I just added another key to the request.meta with the original proxy IP and it worked. It's ultimately a workaround to the aforementioned issue, but it works. These are the changes I made in the middlewares.py file, on the RotatingProxyMiddleware class.

    def process_request(self, request, spider):
        if 'proxy' in request.meta and not request.meta.get('_rotating_proxy'):
            return
        proxy = self.proxies.get_random()
        if not proxy:
            if self.stop_if_no_proxies:
                raise CloseSpider("no_proxies")
            else:
                logger.warn("No proxies available; marking all proxies "
                            "as unchecked")
                self.proxies.reset()
                proxy = self.proxies.get_random()
                if proxy is None:
                    logger.error("No proxies available even after a reset.")
                    raise CloseSpider("no_proxies_after_reset")

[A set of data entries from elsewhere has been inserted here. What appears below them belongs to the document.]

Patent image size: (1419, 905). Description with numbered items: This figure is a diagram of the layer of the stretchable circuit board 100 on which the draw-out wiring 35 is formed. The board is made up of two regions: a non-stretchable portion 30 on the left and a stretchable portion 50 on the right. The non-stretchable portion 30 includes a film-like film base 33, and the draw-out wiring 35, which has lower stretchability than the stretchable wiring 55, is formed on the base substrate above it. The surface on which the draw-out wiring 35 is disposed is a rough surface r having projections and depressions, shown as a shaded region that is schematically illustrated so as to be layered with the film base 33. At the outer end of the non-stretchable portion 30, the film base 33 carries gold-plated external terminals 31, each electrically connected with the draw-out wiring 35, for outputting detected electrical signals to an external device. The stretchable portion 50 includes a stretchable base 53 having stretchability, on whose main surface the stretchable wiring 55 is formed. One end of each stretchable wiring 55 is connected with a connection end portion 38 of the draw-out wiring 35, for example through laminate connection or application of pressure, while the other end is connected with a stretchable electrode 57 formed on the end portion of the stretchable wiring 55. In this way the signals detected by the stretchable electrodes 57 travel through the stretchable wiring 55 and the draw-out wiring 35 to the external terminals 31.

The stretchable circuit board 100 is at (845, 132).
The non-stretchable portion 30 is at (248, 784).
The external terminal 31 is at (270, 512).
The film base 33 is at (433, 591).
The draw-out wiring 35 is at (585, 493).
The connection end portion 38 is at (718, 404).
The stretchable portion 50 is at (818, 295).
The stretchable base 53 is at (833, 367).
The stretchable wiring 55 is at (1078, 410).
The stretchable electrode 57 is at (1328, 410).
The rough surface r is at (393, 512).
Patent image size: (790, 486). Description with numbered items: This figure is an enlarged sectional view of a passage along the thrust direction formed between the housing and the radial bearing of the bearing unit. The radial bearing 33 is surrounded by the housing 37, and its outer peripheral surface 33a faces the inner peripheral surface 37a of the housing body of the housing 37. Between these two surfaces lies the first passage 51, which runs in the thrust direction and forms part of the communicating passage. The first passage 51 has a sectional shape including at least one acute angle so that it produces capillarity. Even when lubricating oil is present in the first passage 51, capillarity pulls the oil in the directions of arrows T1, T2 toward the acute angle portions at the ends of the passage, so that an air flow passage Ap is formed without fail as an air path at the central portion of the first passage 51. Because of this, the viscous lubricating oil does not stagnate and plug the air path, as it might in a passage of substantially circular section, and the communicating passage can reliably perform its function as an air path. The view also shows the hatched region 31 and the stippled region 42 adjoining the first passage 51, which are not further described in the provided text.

        request.meta['proxy'] = proxy
        request.meta['download_slot'] = self.get_proxy_slot(proxy)
        request.meta['_rotating_proxy'] = True
        request.meta['_original_proxy_url'] = proxy    # adding new variable here

...

    def _handle_result(self, request, spider):
        proxy = request.meta.get("_original_proxy_url", None)      # changing proxy variable to grab from request.meta
        if not (proxy and request.meta.get("_rotating_proxy")):
            return
        self.stats.set_value(
            "proxies/unchecked",
            len(self.proxies.unchecked) - len(self.proxies.reanimated),
        )
        self.stats.set_value("proxies/reanimated", len(self.proxies.reanimated))
        self.stats.set_value("proxies/mean_backoff", self.proxies.mean_backoff_time)
        ban = request.meta.get("_ban", None)
        if ban is True:
            self.proxies.mark_dead(proxy)
            self.stats.set_value("proxies/dead", len(self.proxies.dead))
            return self._retry(request, spider)
        elif ban is False:
            self.proxies.mark_good(proxy)
            self.stats.set_value("proxies/good", len(self.proxies.good))
3hhh commented 4 years ago

I can confirm this one.

It seems that requests go out with the different usernames & passwords initially even though the reporting doesn't work.

However retries tend to use the same bad proxy again and again essentially making them useless. So this one is not just about reporting. I'm not sure whether the above workaround also helps with that.

Maybe it's because [1] removes user & password from request.meta['proxy'], which is then later returned with the response and hits [2] incl. the _retry().

[1] https://docs.scrapy.org/en/latest/_modules/scrapy/downloadermiddlewares/httpproxy.html#HttpProxyMiddleware [2] https://github.com/TeamHG-Memex/scrapy-rotating-proxies/blob/master/rotating_proxies/middlewares.py#L161

3hhh commented 4 years ago

I guess this one is not too uncommon as rotating proxy providers tend to implement APIs via the usernames.